The Luupe: What do you think helps your images break away from this problem?
Chitnis: When I’m in India I’m especially aware of how I engage with portraiture, and I want to make sure that whoever I am approaching feels that they have the agency to decide if they want to be photographed, and how they wish to be seen through their photo.
This can be challenging when language is a barrier, but I’m very fortunate to travel throughout India with my husband, who is Indian and speaks Hindi and Bengali. Although he is not a writer or photographer himself, he loves assisting in my photography work, mainly by acting as a translator, making sure that for every portrait, the person feels informed, respected and seen in their true light.
As a team, my husband and I feel very strongly that we need to be respectful and always ask for permission, and recognize our privilege in every situation.
The Luupe: How does your interaction with the people you photograph generally transpire?
Chitnis: I think that for me, investing in each and every subject, learning their story, spending the time to get to know them is of the utmost importance. Of course, this isn’t possible in every situation. Sometimes portraiture moves very quickly. But when there is time, I strive to make a connection. I really connect with other women, specifically mothers, because often I am traveling with my children and there are so many universal truths shared by those of us who are mothers.
The Luupe: How did you decide this series – which you worked on for a decade, was ready to become a book?
Chitnis: It was a confluence of events: My archive felt really robust, and I thought that maybe the time had come to explore the project. I was worried because the idea felt like it might be a hard sell to a publisher. It is a unique concept for a book- it’s not really a travel guide, but it is also not just a photography book. It falls somewhere in the middle of travel/ photography/ home decor/ textiles.
The Luupe: How did the process of series-to-book unfold?
Chitnis: I asked a friend if he would be willing to introduce me to his agent, Alison, and when I ran my idea by her she was really excited by my vision. She encouraged me to use a graphic designer to layout the proposal, and when we saw it all come together, both of us were so excited by the possibility of this becoming a book. That’s when I first thought, “this could really happen!”

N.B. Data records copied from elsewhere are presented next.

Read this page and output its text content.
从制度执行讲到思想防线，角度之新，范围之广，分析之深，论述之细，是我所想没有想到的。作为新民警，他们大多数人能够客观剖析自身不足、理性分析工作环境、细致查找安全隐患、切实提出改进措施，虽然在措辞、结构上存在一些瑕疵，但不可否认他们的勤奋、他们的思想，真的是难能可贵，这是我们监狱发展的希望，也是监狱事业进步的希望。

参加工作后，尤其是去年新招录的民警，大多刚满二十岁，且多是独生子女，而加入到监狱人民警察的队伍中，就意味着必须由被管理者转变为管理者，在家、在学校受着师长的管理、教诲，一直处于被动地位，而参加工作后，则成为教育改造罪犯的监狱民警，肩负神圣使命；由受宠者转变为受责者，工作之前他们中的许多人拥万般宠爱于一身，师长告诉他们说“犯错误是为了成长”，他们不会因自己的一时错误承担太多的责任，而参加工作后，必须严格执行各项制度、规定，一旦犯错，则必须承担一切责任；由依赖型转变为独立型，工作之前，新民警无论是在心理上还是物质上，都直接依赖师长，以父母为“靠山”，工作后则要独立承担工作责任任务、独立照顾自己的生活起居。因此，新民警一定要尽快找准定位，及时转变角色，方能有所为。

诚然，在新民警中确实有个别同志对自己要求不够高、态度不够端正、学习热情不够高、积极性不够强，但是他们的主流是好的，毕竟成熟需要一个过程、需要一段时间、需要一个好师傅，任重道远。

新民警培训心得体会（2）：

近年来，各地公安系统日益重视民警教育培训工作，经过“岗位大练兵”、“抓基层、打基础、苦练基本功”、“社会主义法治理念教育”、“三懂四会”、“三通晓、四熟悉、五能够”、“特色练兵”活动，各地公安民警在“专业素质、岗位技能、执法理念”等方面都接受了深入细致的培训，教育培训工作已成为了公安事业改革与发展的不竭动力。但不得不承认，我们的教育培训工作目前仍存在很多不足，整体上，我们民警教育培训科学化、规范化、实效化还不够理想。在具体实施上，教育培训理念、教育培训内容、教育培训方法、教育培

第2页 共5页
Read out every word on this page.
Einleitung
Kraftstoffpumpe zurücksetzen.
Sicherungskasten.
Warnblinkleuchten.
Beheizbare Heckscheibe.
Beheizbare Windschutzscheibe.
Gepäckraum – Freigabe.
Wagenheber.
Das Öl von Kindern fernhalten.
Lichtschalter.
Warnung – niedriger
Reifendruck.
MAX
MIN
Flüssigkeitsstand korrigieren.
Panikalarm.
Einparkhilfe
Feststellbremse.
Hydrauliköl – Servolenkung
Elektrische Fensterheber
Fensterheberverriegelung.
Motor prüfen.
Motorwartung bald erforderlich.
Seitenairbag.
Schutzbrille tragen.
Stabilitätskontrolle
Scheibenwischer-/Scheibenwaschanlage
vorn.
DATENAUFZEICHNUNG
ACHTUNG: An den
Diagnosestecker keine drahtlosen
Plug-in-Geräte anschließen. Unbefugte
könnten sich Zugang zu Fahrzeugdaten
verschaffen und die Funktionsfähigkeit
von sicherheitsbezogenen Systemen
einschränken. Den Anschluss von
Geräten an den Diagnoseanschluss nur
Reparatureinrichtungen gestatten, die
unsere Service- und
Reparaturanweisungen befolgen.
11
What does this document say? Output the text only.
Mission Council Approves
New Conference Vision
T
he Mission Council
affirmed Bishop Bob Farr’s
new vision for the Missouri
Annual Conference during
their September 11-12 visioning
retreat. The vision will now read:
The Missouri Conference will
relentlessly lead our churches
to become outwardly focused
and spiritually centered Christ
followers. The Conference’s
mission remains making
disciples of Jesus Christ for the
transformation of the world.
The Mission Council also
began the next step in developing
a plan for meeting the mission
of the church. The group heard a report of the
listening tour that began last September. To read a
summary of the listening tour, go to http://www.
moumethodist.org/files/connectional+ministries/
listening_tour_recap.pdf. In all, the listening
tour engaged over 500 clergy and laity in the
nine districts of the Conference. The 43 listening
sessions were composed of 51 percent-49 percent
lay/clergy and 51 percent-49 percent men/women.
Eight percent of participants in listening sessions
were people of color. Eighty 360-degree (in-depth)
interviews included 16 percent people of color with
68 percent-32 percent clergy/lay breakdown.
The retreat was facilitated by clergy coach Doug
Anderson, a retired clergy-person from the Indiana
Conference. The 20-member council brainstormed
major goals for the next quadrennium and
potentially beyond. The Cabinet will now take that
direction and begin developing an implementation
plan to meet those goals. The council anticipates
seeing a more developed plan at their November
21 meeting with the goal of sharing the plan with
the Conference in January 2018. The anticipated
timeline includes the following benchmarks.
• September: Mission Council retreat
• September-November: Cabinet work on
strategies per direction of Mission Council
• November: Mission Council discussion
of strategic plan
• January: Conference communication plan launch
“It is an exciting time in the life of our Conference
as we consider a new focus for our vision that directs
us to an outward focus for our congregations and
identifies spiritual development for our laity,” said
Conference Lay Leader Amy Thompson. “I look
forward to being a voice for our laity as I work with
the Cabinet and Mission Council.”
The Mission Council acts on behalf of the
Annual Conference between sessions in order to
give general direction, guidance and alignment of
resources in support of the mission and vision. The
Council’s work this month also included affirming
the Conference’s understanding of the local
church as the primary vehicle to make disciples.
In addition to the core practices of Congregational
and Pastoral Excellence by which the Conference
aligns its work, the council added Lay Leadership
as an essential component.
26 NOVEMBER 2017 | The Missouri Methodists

I signed with Clarkson Potter in November of 2017, traveled to India for the final shoot in December 2017/ January 2018, and my daughter was born on March 1, 2018. I was working full time in school admissions, and parenting my other two kids during that whole time, and throughout the writing of the book.
But as a mother who loves her work, I’ve realized there is no perfect time to pursue a big project. There will always be a million reasons not to take the leap. Sometimes you just have to jump in with both feet and hope for the best. I am pretty type-A and very organized, so I looked at the timeline, divided up the work so that I would be able to manage it and promised myself I would never miss a deadline (and I didn’t!) I’m really proud of that, and very thankful for my support team, mainly my husband and our amazing sitter, who helped care for my daughter as I worked.
The Luupe: What was your biggest learning, revelation, etc from making this work?
Chitnis: Through the research and writing of Patterns of India, I learned how color and pattern have a symbiotic relationship, and together through art, architecture, textiles, dress and surface design, they bring to life the history and culture of the region. I’m taking that with me as I continue to grow in my travel photography practice.
I also learned what an immense undertaking a book like this is, and I can say with all honestly that I have been working on this tirelessly for two years now, and that doesn’t count any of the travel or photography. That’s just the writing, design, marketing, and publicity. If you are going to write a book, you better absolutely love the subject and be endlessly passionate about it, because you are going to live and breathe it for years!